For one of my current clients we've been making some changes to a script that runs nightly via cron. Things like moving over to using bundler, not running it via script/runner to avoid loading the full Rails stack, and a couple of other things that have introduced the risk that a dependency may not load in production or be available in the context/user in which the script is run. Having been caught out once, it's time to put some monitoring on the sucker to make sure it doesn't happen again.

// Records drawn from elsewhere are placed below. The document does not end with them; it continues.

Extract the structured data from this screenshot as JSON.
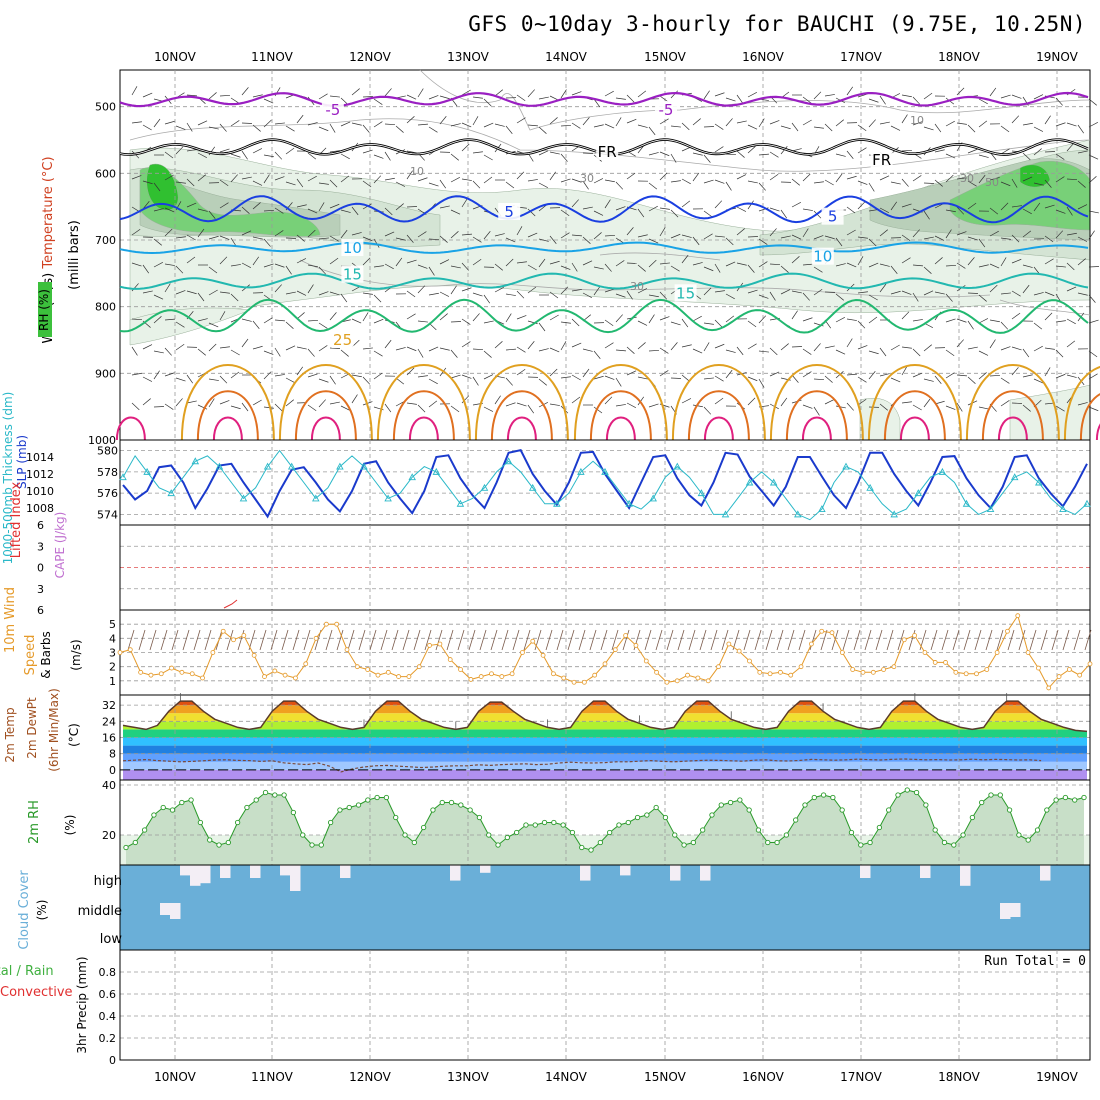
{
  "title": "GFS 0~10day 3-hourly for BAUCHI (9.75E, 10.25N)",
  "colors": {
    "grid": "#9a9a9a",
    "temp_purple": "#9a1fc2",
    "temp_black": "#000000",
    "temp_blue": "#1a3fe0",
    "temp_cyan": "#19a3e6",
    "temp_teal": "#22b8b0",
    "temp_green": "#22b870",
    "temp_orange": "#e0a020",
    "temp_darkorange": "#e07020",
    "temp_magenta": "#e0207f",
    "slp": "#1a3acc",
    "thickness": "#2ab8c8",
    "wind": "#e59a2a",
    "rh": "#2a9a2a",
    "cloud": "#6aafd8",
    "lifted": "#e03030"
  },
  "chart_data": [
    {
      "type": "contour",
      "name": "upper-air",
      "xlabel_top": [
        "10NOV",
        "11NOV",
        "12NOV",
        "13NOV",
        "14NOV",
        "15NOV",
        "16NOV",
        "17NOV",
        "18NOV",
        "19NOV"
      ],
      "ylabel": "(milli bars)",
      "ylabel_parts": [
        "Wind (m/s)",
        "Temperature (°C)",
        "RH (%)"
      ],
      "yticks": [
        500,
        600,
        700,
        800,
        900,
        1000
      ],
      "ylim": [
        445,
        1000
      ],
      "isotherm_labels": [
        {
          "value": "-5",
          "positions": [
            [
              1.6,
              505
            ],
            [
              5.0,
              505
            ]
          ]
        },
        {
          "value": "FR",
          "positions": [
            [
              4.4,
              568
            ],
            [
              7.2,
              580
            ]
          ]
        },
        {
          "value": "5",
          "positions": [
            [
              3.4,
              658
            ],
            [
              6.7,
              665
            ]
          ]
        },
        {
          "value": "10",
          "positions": [
            [
              1.8,
              712
            ],
            [
              6.6,
              725
            ]
          ]
        },
        {
          "value": "15",
          "positions": [
            [
              1.8,
              752
            ],
            [
              5.2,
              780
            ]
          ]
        },
        {
          "value": "25",
          "positions": [
            [
              1.7,
              850
            ]
          ]
        }
      ],
      "rh_labels": [
        "10",
        "30",
        "50"
      ]
    },
    {
      "type": "line",
      "name": "slp-thickness",
      "ylabel_left": "1000-500mb Thickness (dm)",
      "ylabel_right": "SLP (mb)",
      "yticks_left": [
        574,
        576,
        578,
        580
      ],
      "yticks_right": [
        1008,
        1010,
        1012,
        1014
      ],
      "ylim_left": [
        573,
        581
      ],
      "series": [
        {
          "name": "SLP",
          "values": [
            1010.7,
            1009.0,
            1010.0,
            1012.8,
            1013.0,
            1011.0,
            1008.0,
            1010.3,
            1013.0,
            1013.2,
            1011.0,
            1009.0,
            1007.0,
            1010.0,
            1012.5,
            1012.8,
            1011.0,
            1009.0,
            1007.6,
            1010.0,
            1013.2,
            1013.5,
            1011.0,
            1009.1,
            1007.4,
            1010.0,
            1014.0,
            1014.2,
            1011.5,
            1009.5,
            1008.0,
            1011.0,
            1014.5,
            1014.8,
            1012.0,
            1010.0,
            1008.4,
            1011.0,
            1014.5,
            1014.6,
            1012.0,
            1010.0,
            1008.0,
            1011.0,
            1014.0,
            1014.2,
            1011.5,
            1009.5,
            1008.3,
            1011.0,
            1014.5,
            1014.3,
            1011.7,
            1010.0,
            1008.3,
            1010.5,
            1014.0,
            1014.0,
            1011.7,
            1009.5,
            1008.0,
            1011.0,
            1014.5,
            1014.5,
            1012.0,
            1010.0,
            1008.3,
            1011.0,
            1014.0,
            1014.1,
            1011.5,
            1009.5,
            1008.0,
            1010.5,
            1014.0,
            1014.2,
            1011.5,
            1009.7,
            1008.2,
            1010.5,
            1013.2
          ]
        },
        {
          "name": "Thickness",
          "values": [
            577.5,
            579.5,
            578.0,
            576.5,
            576.0,
            577.5,
            579.0,
            579.5,
            578.5,
            577.0,
            575.5,
            576.5,
            578.5,
            580.0,
            578.5,
            577.0,
            575.5,
            576.5,
            578.5,
            579.5,
            578.5,
            577.0,
            575.5,
            576.0,
            577.5,
            578.5,
            578.0,
            576.5,
            575.0,
            575.5,
            576.5,
            578.0,
            579.0,
            578.0,
            576.5,
            575.0,
            575.0,
            576.0,
            578.0,
            579.0,
            578.0,
            576.5,
            575.0,
            574.5,
            575.5,
            577.5,
            578.5,
            577.5,
            576.0,
            574.0,
            574.0,
            575.5,
            577.0,
            578.0,
            577.0,
            575.5,
            574.0,
            573.5,
            574.5,
            577.0,
            578.5,
            578.0,
            576.5,
            575.0,
            574.0,
            574.5,
            576.0,
            577.5,
            578.0,
            577.0,
            575.0,
            574.0,
            574.5,
            576.0,
            577.5,
            578.0,
            577.0,
            575.5,
            574.5,
            574.0,
            575.0
          ]
        }
      ]
    },
    {
      "type": "line",
      "name": "lifted-index-cape",
      "ylabel_left": "Lifted Index",
      "ylabel_right": "CAPE (J/kg)",
      "yticks": [
        -6,
        -3,
        0,
        3,
        6
      ],
      "ytick_labels": [
        "6",
        "3",
        "0",
        "3",
        "6"
      ],
      "ylim": [
        -6,
        6
      ],
      "series": [
        {
          "name": "Lifted Index",
          "values": [
            6.0,
            6.0,
            6.0,
            6.0,
            6.0,
            6.0,
            6.0,
            6.0,
            6.0,
            6.0,
            6.0,
            6.0,
            6.0,
            6.0,
            6.0,
            6.0,
            6.0,
            6.0,
            6.0,
            6.0,
            6.0,
            6.0,
            6.0,
            6.0,
            5.4,
            5.0,
            6.0,
            6.0
          ]
        }
      ]
    },
    {
      "type": "line",
      "name": "10m-wind",
      "ylabel": "10m Wind Speed & Barbs (m/s)",
      "yticks": [
        1,
        2,
        3,
        4,
        5
      ],
      "ylim": [
        0,
        6
      ],
      "series": [
        {
          "name": "Wind speed",
          "values": [
            3.0,
            3.2,
            1.6,
            1.4,
            1.5,
            1.9,
            1.6,
            1.5,
            1.2,
            3.0,
            4.5,
            3.9,
            4.2,
            2.8,
            1.3,
            1.7,
            1.4,
            1.2,
            2.2,
            4.0,
            5.0,
            5.0,
            3.2,
            2.0,
            1.8,
            1.4,
            1.6,
            1.3,
            1.3,
            2.0,
            3.5,
            3.6,
            2.5,
            1.8,
            1.1,
            1.3,
            1.5,
            1.3,
            1.5,
            3.0,
            3.8,
            2.8,
            1.5,
            1.2,
            0.9,
            0.9,
            1.4,
            2.2,
            3.2,
            4.2,
            3.5,
            2.4,
            1.6,
            0.9,
            1.0,
            1.4,
            1.2,
            1.0,
            2.0,
            3.6,
            3.1,
            2.4,
            1.6,
            1.5,
            1.6,
            1.4,
            2.0,
            3.6,
            4.5,
            4.4,
            3.0,
            1.8,
            1.6,
            1.6,
            1.8,
            2.0,
            3.9,
            4.2,
            3.0,
            2.3,
            2.3,
            1.6,
            1.5,
            1.5,
            1.8,
            3.0,
            4.5,
            5.6,
            3.0,
            1.9,
            0.5,
            1.3,
            1.8,
            1.4,
            2.2
          ]
        }
      ]
    },
    {
      "type": "area",
      "name": "2m-temp",
      "ylabel": "2m Temp 2m DewPt (6hr Min/Max) (°C)",
      "yticks": [
        0,
        8,
        16,
        24,
        32
      ],
      "ylim": [
        -5,
        37
      ],
      "series": [
        {
          "name": "2m Temp",
          "values": [
            22,
            21,
            20,
            22,
            29,
            34,
            34,
            29,
            25,
            23,
            21,
            20,
            21,
            29,
            34,
            34,
            29,
            25,
            23,
            21,
            20,
            21,
            29,
            34,
            34,
            29,
            25,
            23,
            21,
            20,
            21,
            29,
            33.5,
            33.5,
            29,
            25,
            23,
            21,
            20,
            21,
            29,
            34,
            34,
            29,
            25,
            23,
            21,
            20,
            21,
            29,
            34,
            34,
            29,
            25,
            23,
            21,
            20,
            21,
            29,
            34,
            34,
            29,
            25,
            23,
            21,
            20,
            21,
            29,
            34,
            34,
            29,
            25,
            23,
            21,
            20,
            21,
            29,
            34,
            34,
            29,
            25,
            23,
            21,
            19.5,
            19
          ]
        },
        {
          "name": "2m DewPt",
          "values": [
            4.5,
            4.8,
            5.1,
            4.6,
            4.3,
            4.0,
            4.2,
            4.5,
            4.9,
            5.0,
            4.7,
            4.6,
            4.2,
            4.5,
            3.5,
            3.0,
            2.6,
            3.4,
            1.8,
            -1.0,
            0.5,
            1.4,
            2.0,
            2.2,
            1.8,
            1.5,
            1.2,
            1.4,
            1.8,
            2.0,
            2.0,
            2.5,
            2.2,
            2.6,
            2.8,
            3.0,
            2.6,
            2.8,
            3.4,
            3.8,
            3.5,
            3.4,
            3.6,
            4.0,
            4.0,
            4.3,
            4.6,
            4.2,
            4.0,
            4.3,
            4.6,
            4.8,
            4.7,
            4.5,
            4.3,
            4.8,
            5.0,
            4.5,
            4.4,
            4.7,
            5.2,
            5.0,
            4.8,
            5.0,
            5.3,
            5.1,
            4.9,
            5.2,
            5.4,
            5.2,
            5.0,
            5.1,
            4.9,
            5.0,
            5.3,
            5.0,
            5.2,
            5.1,
            4.9,
            5.0,
            4.6
          ]
        }
      ]
    },
    {
      "type": "area",
      "name": "2m-rh",
      "ylabel": "2m RH (%)",
      "yticks": [
        20,
        40
      ],
      "ylim": [
        8,
        42
      ],
      "series": [
        {
          "name": "2m RH",
          "values": [
            15,
            17,
            22,
            28,
            31,
            30,
            33,
            34,
            25,
            18,
            16,
            17,
            25,
            31,
            34,
            37,
            36,
            36,
            29,
            20,
            16,
            16,
            25,
            30,
            31,
            32,
            34,
            35,
            35,
            27,
            20,
            17,
            23,
            30,
            33,
            33,
            32,
            30,
            27,
            20,
            16,
            19,
            21,
            24,
            24,
            25,
            25,
            24,
            21,
            15,
            14,
            17,
            21,
            24,
            25,
            27,
            28,
            31,
            27,
            20,
            16,
            17,
            22,
            28,
            32,
            33,
            34,
            30,
            22,
            17,
            17,
            20,
            26,
            32,
            35,
            36,
            35,
            30,
            21,
            16,
            17,
            23,
            30,
            36,
            38,
            37,
            32,
            22,
            17,
            16,
            20,
            27,
            33,
            36,
            36,
            30,
            20,
            18,
            22,
            30,
            34,
            35,
            34,
            35
          ]
        }
      ]
    },
    {
      "type": "bar",
      "name": "cloud-cover",
      "ylabel": "Cloud Cover (%)",
      "levels": [
        "high",
        "middle",
        "low"
      ],
      "series": [
        {
          "name": "high",
          "values": [
            0,
            0,
            0,
            0,
            0,
            0,
            40,
            80,
            70,
            0,
            50,
            0,
            0,
            50,
            0,
            0,
            40,
            100,
            0,
            0,
            0,
            0,
            50,
            0,
            0,
            0,
            0,
            0,
            0,
            0,
            0,
            0,
            0,
            60,
            0,
            0,
            30,
            0,
            0,
            0,
            0,
            0,
            0,
            0,
            0,
            0,
            60,
            0,
            0,
            0,
            40,
            0,
            0,
            0,
            0,
            60,
            0,
            0,
            60,
            0,
            0,
            0,
            0,
            0,
            0,
            0,
            0,
            0,
            0,
            0,
            0,
            0,
            0,
            0,
            50,
            0,
            0,
            0,
            0,
            0,
            50,
            0,
            0,
            0,
            80,
            0,
            0,
            0,
            0,
            0,
            0,
            0,
            60,
            0,
            0,
            0,
            0
          ]
        },
        {
          "name": "middle",
          "values": [
            100,
            100,
            100,
            100,
            40,
            20,
            100,
            100,
            100,
            100,
            100,
            100,
            100,
            100,
            100,
            100,
            100,
            100,
            100,
            100,
            100,
            100,
            100,
            100,
            100,
            100,
            100,
            100,
            100,
            100,
            100,
            100,
            100,
            100,
            100,
            100,
            100,
            100,
            100,
            100,
            100,
            100,
            100,
            100,
            100,
            100,
            100,
            100,
            100,
            100,
            100,
            100,
            100,
            100,
            100,
            100,
            100,
            100,
            100,
            100,
            100,
            100,
            100,
            100,
            100,
            100,
            100,
            100,
            100,
            100,
            100,
            100,
            100,
            100,
            100,
            100,
            100,
            100,
            100,
            100,
            100,
            100,
            100,
            100,
            100,
            100,
            100,
            100,
            20,
            30,
            100,
            100,
            100,
            100,
            100,
            100,
            100
          ]
        }
      ]
    },
    {
      "type": "bar",
      "name": "precip",
      "ylabel_left": "Total / Rain",
      "ylabel_left2": "Convective",
      "ylabel": "3hr Precip (mm)",
      "yticks": [
        0,
        0.2,
        0.4,
        0.6,
        0.8
      ],
      "ylim": [
        0,
        1
      ],
      "run_total": "Run Total = 0",
      "values": []
    }
  ],
  "x_axis": {
    "dates": [
      "10NOV",
      "11NOV",
      "12NOV",
      "13NOV",
      "14NOV",
      "15NOV",
      "16NOV",
      "17NOV",
      "18NOV",
      "19NOV"
    ]
  }
}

Redirecting script output to a logfile

For most cron jobs we pipe the output to a log file somewhere to help keep out inboxes sane. It also means we can then monitor the log for events, and fire off an appropriate message (IM/jabber, email, sms) depending on the severity. So we redirect STDERR to STDOUT, and then append that to a file:

/path/to/myscript >> /var/log/myscript 2>&1

In addition to that though, we want to know the exit code for the last time it ran, so I'll append that to the end of the command

 /path/to/myscript >> /var/log/myscript 2>&1; echo $? > /var/log/myscript-error-code

Returning the exit code

We're using Zabbix to monitor services, so what I need is a means of raising an error if the exit code from the last run was not zero. That could fairly trivially be done by simply doing cat /var/log/myscript-error-code but I know were going to want to extend that just a little, so I'm going to put in in a shell script:

#!/bin/bash



LOG_DIR=/var/log

ERROR_CODE_FILE=myscript-error-code



cat $LOG_DIR/$ERROR_CODE_FILE

Checking that the script has been run in the past 24 hours

There are a number of servers this codebase is deployed to, but we only want it to run on one of them nightly. That also introduces the risk that the servers wont know which one should run the script, and as a result it doesn't run at all. To mitigate against that, we want to make sure the file has exit code is no more than 24 hours old:

MINS_SINCE_UPDATE=-1500

if [[ -z $(find $LOG_DIR -cmin $MINS_SINCE_UPDATE -name $ERROR_CODE_FILE) ]];

then

  echo "Error"

fi

I've used the cmin option because using atime is problematic with monitoring things that should occur in less than a day, and I want to be confident in the difference between it running 23 hours ago, and 25 hours ago. The -z option is testing if the following command returns an empty response.

Calculating the difference between now and the file timestamp

So I can immediately tell whether the problem lies with cron/scheduling or the script I'm going to make the monitoring send a more meaningful error when it is a scheduling error:

LAST_MODIFIED=`stat -c %y $LOG_DIR/$ERROR_CODE_FILE | cut -f1 -d '.'`

HOUR_SINCE=$(((`date -d "$LAST_MODIFIED" +%s` - `date +%s`)/3600))

echo "Import last run $LAST_MODIFIED ($HOUR_SINCE hours ago)"

Here I'm using stat to return the date the file was last updated. I pass that into date to convert it to seconds since epoch, and then subtract the current seconds since epoch. Divide those seconds by 3600 and you get how long in hours since that file was updated.

Putting it all together

So the final script looks something a little like this:

#!/bin/bash



LOG_DIR=/var/log

ERROR_CODE_FILE=myscript-error-code

MINS_SINCE_UPDATE=-1500



if [[ -z $(find $LOG_DIR -cmin $MINS_SINCE_UPDATE -name $ERROR_CODE_FILE) ]];

then

  echo "Error"

  LAST_MODIFIED=`stat -c %y $LOG_DIR/$ERROR_CODE_FILE | cut -f1 -d '.'`

  HOUR_SINCE=$(((`date -d "$LAST_MODIFIED" +%s` - `date +%s`)/3600))

  echo "Import last run $LAST_MODIFIED ($HOUR_SINCE hours ago)"

else

  cat $LOG_DIR/$ERROR_CODE_FILE

fi

All that is left is to plug it in to Zabbix, and hope that it never fails again.